By Margot Sanger-Katz
The New York Times, Jan. 5, 2016
(excerpt)
Here is the surest way to enjoy the peace of mind that comes with having health insurance: Don’t get sick.
The number of uninsured Americans has fallen by an estimated 15 million since 2013, thanks largely to the Affordable Care Act. But a new survey, the first detailed study of Americans struggling with medical bills, shows that insurance often fails as a safety net. Health plans often require hundreds or thousands of dollars in out-of-pocket payments — sums that can create a cascade of financial troubles for the many households living paycheck to paycheck.
Carrie Cota learned the hard way that health insurance does not guarantee financial security. Ms. Cota, a 56-year-old travel agent from Rosamond, Calif., learned she had the autoimmune disease lupus in 2007. She ran up thousands of dollars in medical and dental bills and ended up losing her job, and eventually her house.
“I had to move in temporarily with my ex-husband,” she said in a recent interview. “I’m staying with him until I can figure out what to do.”

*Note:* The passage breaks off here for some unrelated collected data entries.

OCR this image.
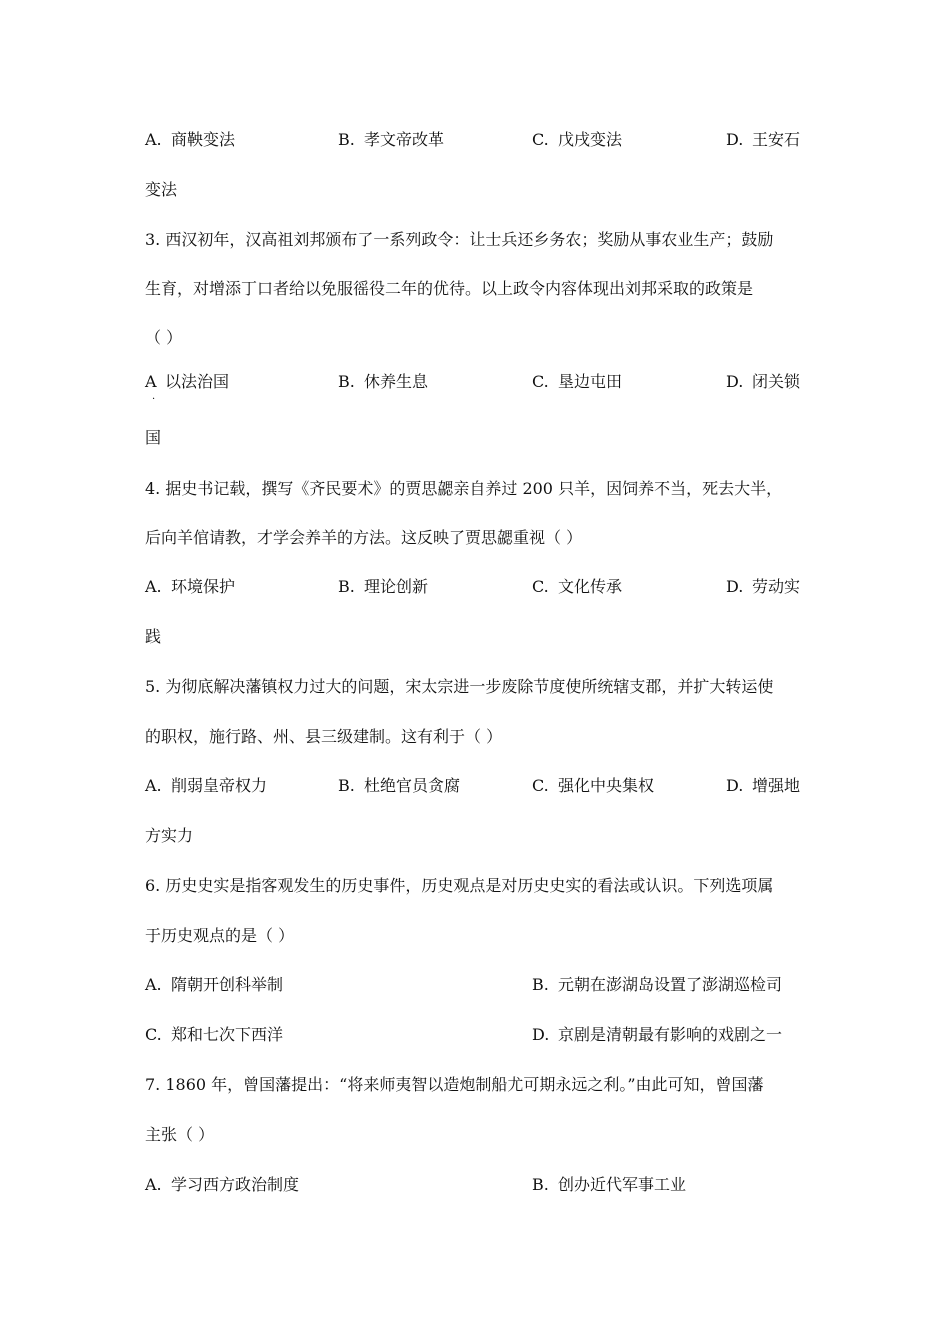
A. 商鞅变法	B. 孝文帝改革	C. 戊戌变法	D. 王安石
变法
3. 西汉初年，汉高祖刘邦颁布了一系列政令：让士兵还乡务农；奖励从事农业生产；鼓励
生育，对增添丁口者给以免服徭役二年的优待。以上政令内容体现出刘邦采取的政策是
（ ）
A 以法治国
·
B. 休养生息	C. 垦边屯田	D. 闭关锁
国
4. 据史书记载，撰写《齐民要术》的贾思勰亲自养过 200 只羊，因饲养不当，死去大半，
后向羊倌请教，才学会养羊的方法。这反映了贾思勰重视（ ）
A. 环境保护	B. 理论创新	C. 文化传承	D. 劳动实
践
5. 为彻底解决藩镇权力过大的问题，宋太宗进一步废除节度使所统辖支郡，并扩大转运使
的职权，施行路、州、县三级建制。这有利于（ ）
A. 削弱皇帝权力	B. 杜绝官员贪腐	C. 强化中央集权	D. 增强地
方实力
6. 历史史实是指客观发生的历史事件，历史观点是对历史史实的看法或认识。下列选项属
于历史观点的是（ ）
A. 隋朝开创科举制	B. 元朝在澎湖岛设置了澎湖巡检司
C. 郑和七次下西洋	D. 京剧是清朝最有影响的戏剧之一
7. 1860 年，曾国藩提出：“将来师夷智以造炮制船尤可期永远之利。”由此可知，曾国藩
主张（ ）
A. 学习西方政治制度	B. 创办近代军事工业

In the new poll, conducted by The New York Times and the Kaiser Family Foundation, roughly 20 percent of people under age 65 with health insurance nonetheless reported having problems paying their medical bills over the last year. By comparison, 53 percent of people without insurance said the same.
These financial vulnerabilities reflect the high costs of health care in the United States, the most expensive place in the world to get sick. They also highlight a substantial shift in the nature of health insurance. Since the late 1990s, insurance plans have begun asking their customers to pay an increasingly greater share of their bills out of pocket though rising deductibles and co-payments. The Affordable Care Act, signed by President Obama in 2010, protected many Americans from very high health costs by requiring insurance plans to be more comprehensive, but at the same time it allowed or even encouraged increases in deductibles.
“We’re at a point where there’s been slow growth in health care costs and huge improvements in the numbers of people who have health insurance,” said Sara Collins, a vice president at the Commonwealth Fund, a health research group. “But there is this underlying trend towards higher cost sharing that could put increasing numbers of people at risk for being underinsured.”